My eyes are opening a bit wider each day, though, as we have been having a bad run of HIV-related illnesses lately. Patients are helped in by friends, carried in on stretchers, and in one case brought in by wheelbarrow, because they are so weak they can barely move. Some of these are the same people who I had initially thought were quite healthy-looking. It is stunning how fast one’s health can change. Sometimes I take these people to the hospital and it can be a bit unsettling to drive with a passenger who is so obviously suffering and to be able to do so little.

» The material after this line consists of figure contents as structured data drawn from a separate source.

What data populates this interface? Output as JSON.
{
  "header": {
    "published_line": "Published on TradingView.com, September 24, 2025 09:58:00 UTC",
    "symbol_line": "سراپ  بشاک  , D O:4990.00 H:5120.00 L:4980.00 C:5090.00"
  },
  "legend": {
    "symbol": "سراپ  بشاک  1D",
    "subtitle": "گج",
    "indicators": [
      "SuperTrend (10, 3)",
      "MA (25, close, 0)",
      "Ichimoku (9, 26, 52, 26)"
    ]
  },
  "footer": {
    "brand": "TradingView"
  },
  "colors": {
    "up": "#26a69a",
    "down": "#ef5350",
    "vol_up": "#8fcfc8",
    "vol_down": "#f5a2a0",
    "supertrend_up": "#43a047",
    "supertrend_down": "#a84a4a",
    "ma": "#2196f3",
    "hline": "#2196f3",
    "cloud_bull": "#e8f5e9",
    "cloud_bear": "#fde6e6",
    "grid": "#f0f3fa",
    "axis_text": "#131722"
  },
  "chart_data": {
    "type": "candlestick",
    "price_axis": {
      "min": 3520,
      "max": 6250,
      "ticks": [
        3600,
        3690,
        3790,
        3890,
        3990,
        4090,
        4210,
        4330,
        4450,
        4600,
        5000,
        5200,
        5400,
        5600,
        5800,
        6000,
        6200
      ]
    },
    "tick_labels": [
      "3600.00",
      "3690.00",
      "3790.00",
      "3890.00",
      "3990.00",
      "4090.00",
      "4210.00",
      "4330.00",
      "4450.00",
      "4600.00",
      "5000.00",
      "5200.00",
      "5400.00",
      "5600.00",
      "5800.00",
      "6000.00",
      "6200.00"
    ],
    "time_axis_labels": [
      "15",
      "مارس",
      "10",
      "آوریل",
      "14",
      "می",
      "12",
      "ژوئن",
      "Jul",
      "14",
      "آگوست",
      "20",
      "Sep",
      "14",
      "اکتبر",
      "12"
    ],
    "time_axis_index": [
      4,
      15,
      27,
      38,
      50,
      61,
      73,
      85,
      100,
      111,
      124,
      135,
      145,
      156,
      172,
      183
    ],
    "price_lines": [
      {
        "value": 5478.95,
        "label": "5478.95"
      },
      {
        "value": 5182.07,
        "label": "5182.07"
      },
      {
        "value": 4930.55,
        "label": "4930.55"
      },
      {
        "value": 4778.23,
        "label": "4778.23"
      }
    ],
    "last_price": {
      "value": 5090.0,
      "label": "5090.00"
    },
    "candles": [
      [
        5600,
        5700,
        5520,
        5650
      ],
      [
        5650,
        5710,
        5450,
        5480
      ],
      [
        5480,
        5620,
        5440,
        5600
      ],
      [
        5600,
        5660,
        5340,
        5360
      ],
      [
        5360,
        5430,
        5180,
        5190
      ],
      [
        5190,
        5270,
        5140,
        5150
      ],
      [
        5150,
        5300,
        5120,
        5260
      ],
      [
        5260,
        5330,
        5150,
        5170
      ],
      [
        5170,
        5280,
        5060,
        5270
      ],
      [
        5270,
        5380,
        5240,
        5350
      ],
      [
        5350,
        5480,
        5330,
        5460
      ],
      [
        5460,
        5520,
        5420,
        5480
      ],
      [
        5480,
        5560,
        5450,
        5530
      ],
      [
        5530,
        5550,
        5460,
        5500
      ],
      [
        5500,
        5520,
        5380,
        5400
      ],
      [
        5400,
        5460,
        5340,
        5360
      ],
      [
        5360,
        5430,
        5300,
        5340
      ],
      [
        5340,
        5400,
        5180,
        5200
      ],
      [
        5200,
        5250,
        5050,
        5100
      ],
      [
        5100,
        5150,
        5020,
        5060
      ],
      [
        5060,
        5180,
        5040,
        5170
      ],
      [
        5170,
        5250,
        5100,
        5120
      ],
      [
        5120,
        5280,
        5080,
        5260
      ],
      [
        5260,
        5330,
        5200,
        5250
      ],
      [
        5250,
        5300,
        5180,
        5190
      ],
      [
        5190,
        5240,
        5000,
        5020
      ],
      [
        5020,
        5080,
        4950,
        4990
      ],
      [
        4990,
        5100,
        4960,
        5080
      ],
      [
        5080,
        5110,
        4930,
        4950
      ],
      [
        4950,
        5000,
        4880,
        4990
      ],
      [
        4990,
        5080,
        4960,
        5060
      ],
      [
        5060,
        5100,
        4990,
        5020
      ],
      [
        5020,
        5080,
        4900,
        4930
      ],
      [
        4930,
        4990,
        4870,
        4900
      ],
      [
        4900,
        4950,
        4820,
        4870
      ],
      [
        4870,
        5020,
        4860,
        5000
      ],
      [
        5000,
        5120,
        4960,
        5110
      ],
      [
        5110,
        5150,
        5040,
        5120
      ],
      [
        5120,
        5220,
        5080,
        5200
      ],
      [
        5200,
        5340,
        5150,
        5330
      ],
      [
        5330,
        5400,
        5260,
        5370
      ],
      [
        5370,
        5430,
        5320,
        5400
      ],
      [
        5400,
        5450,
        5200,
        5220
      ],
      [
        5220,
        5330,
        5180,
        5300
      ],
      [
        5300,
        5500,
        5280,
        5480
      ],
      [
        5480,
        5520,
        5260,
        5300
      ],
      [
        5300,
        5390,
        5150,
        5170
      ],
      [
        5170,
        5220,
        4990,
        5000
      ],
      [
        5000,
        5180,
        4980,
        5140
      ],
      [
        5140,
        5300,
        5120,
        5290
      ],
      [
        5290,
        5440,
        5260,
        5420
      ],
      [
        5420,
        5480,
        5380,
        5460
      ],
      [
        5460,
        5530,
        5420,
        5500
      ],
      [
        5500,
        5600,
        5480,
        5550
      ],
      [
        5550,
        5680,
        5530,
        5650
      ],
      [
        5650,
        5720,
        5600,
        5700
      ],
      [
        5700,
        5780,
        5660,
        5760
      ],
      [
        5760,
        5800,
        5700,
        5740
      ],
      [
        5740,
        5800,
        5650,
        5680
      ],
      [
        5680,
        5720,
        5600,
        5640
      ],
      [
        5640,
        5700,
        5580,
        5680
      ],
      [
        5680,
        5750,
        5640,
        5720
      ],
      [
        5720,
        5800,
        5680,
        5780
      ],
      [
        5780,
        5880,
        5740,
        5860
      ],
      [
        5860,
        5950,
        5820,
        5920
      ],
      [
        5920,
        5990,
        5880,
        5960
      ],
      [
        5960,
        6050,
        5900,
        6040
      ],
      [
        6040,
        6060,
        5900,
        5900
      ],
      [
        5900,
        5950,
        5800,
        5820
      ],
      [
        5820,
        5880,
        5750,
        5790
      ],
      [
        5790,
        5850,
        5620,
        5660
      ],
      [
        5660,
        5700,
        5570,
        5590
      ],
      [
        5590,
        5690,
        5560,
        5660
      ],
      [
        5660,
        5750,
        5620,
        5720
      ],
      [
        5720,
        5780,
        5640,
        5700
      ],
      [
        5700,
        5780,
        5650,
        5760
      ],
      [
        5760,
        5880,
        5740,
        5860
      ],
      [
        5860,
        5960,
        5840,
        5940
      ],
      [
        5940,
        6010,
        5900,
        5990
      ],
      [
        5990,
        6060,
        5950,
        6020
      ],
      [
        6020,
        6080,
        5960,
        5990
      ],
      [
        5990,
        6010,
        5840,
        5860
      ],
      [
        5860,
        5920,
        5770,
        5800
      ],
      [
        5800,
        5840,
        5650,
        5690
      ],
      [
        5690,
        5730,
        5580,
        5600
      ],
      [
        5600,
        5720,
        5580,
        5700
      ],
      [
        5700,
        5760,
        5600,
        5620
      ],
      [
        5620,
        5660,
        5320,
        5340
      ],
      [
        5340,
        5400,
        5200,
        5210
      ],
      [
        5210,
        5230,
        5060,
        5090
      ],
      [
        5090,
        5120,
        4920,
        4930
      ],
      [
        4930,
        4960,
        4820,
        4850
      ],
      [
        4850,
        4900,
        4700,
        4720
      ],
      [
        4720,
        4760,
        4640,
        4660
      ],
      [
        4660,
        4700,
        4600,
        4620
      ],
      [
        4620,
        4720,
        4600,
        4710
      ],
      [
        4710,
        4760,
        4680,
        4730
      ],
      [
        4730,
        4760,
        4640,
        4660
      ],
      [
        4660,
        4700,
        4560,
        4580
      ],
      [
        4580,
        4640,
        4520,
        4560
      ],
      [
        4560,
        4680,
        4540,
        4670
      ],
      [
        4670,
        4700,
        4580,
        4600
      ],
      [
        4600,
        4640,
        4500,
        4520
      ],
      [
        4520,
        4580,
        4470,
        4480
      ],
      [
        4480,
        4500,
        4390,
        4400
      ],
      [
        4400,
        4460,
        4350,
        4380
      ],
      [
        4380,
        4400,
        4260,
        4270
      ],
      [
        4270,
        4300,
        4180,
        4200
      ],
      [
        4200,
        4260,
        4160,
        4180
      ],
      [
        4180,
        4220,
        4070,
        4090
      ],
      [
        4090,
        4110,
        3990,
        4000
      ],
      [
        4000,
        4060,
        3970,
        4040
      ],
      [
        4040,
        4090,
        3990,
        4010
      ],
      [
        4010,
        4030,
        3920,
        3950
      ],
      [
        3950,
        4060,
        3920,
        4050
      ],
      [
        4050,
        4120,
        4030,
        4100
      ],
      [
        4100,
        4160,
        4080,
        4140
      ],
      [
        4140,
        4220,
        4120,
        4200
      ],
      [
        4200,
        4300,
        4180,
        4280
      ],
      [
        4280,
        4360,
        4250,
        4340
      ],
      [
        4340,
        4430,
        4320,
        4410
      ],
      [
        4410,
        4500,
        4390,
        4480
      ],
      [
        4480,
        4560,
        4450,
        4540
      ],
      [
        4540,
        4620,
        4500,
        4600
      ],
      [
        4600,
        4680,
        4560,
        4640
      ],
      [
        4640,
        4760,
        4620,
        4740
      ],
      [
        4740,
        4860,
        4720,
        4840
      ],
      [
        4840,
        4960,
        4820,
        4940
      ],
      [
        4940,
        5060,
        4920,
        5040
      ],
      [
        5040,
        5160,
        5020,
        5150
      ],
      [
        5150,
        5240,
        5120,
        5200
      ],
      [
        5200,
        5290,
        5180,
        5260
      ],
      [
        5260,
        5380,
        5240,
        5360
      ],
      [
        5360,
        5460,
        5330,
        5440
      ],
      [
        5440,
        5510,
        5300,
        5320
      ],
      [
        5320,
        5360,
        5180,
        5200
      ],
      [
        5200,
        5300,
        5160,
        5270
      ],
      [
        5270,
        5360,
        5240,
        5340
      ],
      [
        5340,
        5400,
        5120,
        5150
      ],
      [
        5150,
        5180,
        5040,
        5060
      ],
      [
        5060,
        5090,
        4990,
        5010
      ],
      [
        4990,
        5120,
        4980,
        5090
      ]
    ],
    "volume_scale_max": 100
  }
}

In South Africa, if you can’t afford ARVs the government will pay for them when your CD4 count (a measure of your white blood cells, I think) goes below 200, which is clinical AIDS. (A healthy person’s CD4 count is between 1000 and 2000, I think.) But there are a lot of obstacles to getting on ARVs, not all of which I pretend to understand. We can’t distribute ARVs at our clinic so they have to go to another government clinic that is about 20 minute walk away, a tough slog for someone whose CD4 count is below 200. The clinic keeps close count of your pills to make sure you are taking them all; if you lose a couple, you can be taken off ARVs. One of our patients had a CD4 count in the 160s in March. He tried to get on ARVs then but for one reason or another has not yet. He returned a CD4 count of 17 the other day, which is in the I-can’t-believe-you’re-still-alive territory. When he went to the clinic to see about getting on ARVs, they told him to come back next week. I hope he’s still alive then.

(To answer a common question, I don’t know what the ARV cocktail in use here is. I know it’s not the most up-to-date one in use in the U.S. but it’s also not AZT.)

When I was in Cape Town the other weekend, I happened to see an excellent production of the musical “Rent.” When I first saw the movie version a few years ago, my favourite song was the one sung by the members of an HIV support group, “Will I?” The lyrics are simple, “Will I lose my dignity? Will someone care? Will I wake tomorrow from this nightmare?” When I saw the show this time, I was overwhelmed by how the song spoke to my current work. I might not be able to snap my fingers and make these people better but I can do my part to ensure someone does care about how they are doing and that they will suffer with as much dignity as possible. How do you have dignity when you are reduced to being transported in a wheelbarrow?